How can we debate the two natures of Christ without resisting the exploitation of nature itself? How can we examine the intricacies of the Eucharistic meal without working with those who have no food to eat? How can we wonder about the details of God’s embodiment in the Incarnation without demolishing the material oppressions that the United States’ racist warmongering, policing, and deportations inflict on the bodies of people of color at home and around the world? How can we inquire about the metaphysics of Jesus’ healing while our neighbors die because they cannot afford healthcare? In the words of St. John Chrysostom, how can we see Christ in the chalice, but not in the beggar at the church door?
If we believe Dolores Huerta’s words, that the Holy Spirit is incarnate in the lives of the poor, oppressed, and exploited, then we must change the voices we value:
Instead of uncritically praising Pope Francis, we must turn to the survivors of clergy sex abuse he has harmed, the women whose priestly calls he has denied, and queer and trans people who have suffered under the church’s oppression.
Instead of centering popular Catholic voices who have the backing of hierarchs and celebrities, we must turn to academic thinkers, church workers, and revolutionaries who have faced excommunication and marginalization for questioning the racialized, gendered, and economic power imbalances of our Church.

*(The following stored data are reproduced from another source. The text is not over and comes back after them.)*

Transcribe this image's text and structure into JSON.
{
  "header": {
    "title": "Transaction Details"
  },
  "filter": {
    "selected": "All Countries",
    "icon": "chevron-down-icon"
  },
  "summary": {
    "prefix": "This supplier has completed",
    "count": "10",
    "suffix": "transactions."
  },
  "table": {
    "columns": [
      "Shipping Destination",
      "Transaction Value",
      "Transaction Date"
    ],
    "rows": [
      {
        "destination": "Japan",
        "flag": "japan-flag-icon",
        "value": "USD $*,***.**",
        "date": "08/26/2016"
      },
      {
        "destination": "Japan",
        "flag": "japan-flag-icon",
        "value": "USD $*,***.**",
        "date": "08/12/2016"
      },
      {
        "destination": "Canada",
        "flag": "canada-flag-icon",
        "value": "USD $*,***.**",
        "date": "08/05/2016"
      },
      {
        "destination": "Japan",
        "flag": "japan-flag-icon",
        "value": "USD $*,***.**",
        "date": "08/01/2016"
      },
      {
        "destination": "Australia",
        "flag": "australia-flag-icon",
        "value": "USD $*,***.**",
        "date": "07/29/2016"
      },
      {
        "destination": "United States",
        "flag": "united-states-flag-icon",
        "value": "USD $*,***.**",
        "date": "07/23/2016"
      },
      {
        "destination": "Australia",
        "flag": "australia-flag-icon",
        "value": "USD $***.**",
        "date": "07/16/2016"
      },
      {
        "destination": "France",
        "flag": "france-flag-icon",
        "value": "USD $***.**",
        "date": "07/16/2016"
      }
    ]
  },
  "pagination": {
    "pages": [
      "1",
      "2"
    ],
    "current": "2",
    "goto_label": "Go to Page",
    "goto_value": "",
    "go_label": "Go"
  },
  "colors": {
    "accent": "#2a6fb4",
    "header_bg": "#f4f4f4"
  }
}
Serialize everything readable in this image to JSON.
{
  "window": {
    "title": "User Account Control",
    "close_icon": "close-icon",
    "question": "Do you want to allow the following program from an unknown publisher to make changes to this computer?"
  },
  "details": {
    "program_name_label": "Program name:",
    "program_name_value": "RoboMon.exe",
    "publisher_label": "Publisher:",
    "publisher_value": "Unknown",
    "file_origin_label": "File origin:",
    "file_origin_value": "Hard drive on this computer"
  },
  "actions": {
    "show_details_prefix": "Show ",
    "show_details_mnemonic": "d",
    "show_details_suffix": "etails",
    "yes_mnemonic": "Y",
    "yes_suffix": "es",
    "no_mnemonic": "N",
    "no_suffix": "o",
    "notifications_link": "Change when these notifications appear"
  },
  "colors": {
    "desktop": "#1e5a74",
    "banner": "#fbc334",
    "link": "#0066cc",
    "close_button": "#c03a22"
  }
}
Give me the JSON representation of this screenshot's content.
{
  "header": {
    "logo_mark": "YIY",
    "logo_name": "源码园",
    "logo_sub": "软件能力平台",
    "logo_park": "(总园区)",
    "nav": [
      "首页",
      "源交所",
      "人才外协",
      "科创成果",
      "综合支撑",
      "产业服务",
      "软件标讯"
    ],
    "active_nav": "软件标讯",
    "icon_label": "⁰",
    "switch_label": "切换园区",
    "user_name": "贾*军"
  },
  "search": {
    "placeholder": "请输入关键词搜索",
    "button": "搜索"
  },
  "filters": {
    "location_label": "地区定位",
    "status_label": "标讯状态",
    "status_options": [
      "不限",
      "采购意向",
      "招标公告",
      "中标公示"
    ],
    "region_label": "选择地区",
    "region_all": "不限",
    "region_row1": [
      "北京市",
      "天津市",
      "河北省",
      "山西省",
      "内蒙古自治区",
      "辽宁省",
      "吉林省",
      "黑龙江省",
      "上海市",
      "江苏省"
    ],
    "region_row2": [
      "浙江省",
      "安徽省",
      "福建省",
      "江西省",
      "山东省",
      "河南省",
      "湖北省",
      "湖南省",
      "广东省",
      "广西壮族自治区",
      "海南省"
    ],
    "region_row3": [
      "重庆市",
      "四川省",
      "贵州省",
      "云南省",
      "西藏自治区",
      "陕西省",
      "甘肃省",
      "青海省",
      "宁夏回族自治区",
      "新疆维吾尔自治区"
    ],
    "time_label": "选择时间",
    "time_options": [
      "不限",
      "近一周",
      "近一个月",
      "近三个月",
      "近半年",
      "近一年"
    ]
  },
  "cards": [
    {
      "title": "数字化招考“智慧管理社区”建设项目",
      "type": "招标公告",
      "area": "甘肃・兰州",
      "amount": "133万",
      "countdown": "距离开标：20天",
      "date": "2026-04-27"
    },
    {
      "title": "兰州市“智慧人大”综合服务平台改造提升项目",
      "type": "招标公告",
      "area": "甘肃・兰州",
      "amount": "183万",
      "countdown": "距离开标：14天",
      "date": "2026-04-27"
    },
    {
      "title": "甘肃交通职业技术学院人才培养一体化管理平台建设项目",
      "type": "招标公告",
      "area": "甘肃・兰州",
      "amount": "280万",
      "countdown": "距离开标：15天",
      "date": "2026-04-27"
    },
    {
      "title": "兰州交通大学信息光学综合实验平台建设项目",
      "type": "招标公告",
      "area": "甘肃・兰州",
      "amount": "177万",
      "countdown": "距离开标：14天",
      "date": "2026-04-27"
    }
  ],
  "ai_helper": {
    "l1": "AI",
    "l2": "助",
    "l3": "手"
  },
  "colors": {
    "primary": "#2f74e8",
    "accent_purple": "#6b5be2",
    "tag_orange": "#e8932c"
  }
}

Instead of believing that the Good News can only flow from respectable institutions of Catholic higher education, we must turn to those workers whose union rights have been denied by Catholic colleges and universities. We must turn to those whose neighborhoods have been gentrified by Catholic schools, and to those who suffer under the boot of US imperialism while Catholic colleges allow military training on their campuses.
Instead of presidential candidates, priests, and popes, we must turn to the witness of workers and the laity, knowing that “faith without works is dead.” (James 2:17)
We must revive the call of liberation theologians, re-building a “theology from below” that forms the foundations of a “People’s Church.” When it comes to war and the environment, we must stop thinking like Catholic hierarchs and start thinking like Catholic Workers.
When we dare to dream of a liberating future for all of humanity, we must turn to the witness of the People of God enacted through groups like Christians for Socialism, the Movement for Black Lives, the Catholic Committee of Appalachia, and the Poor People’s Campaign. Instead of dancing around controversial issues in the Church, we must fully affirm the lives, loves, reproductive freedom, and priestly callings of women and LGBTQIA+ people.
It is time to break free of institutions that stifle, and to enact God’s live-giving presence against oppression and exploitation in our local and global communities.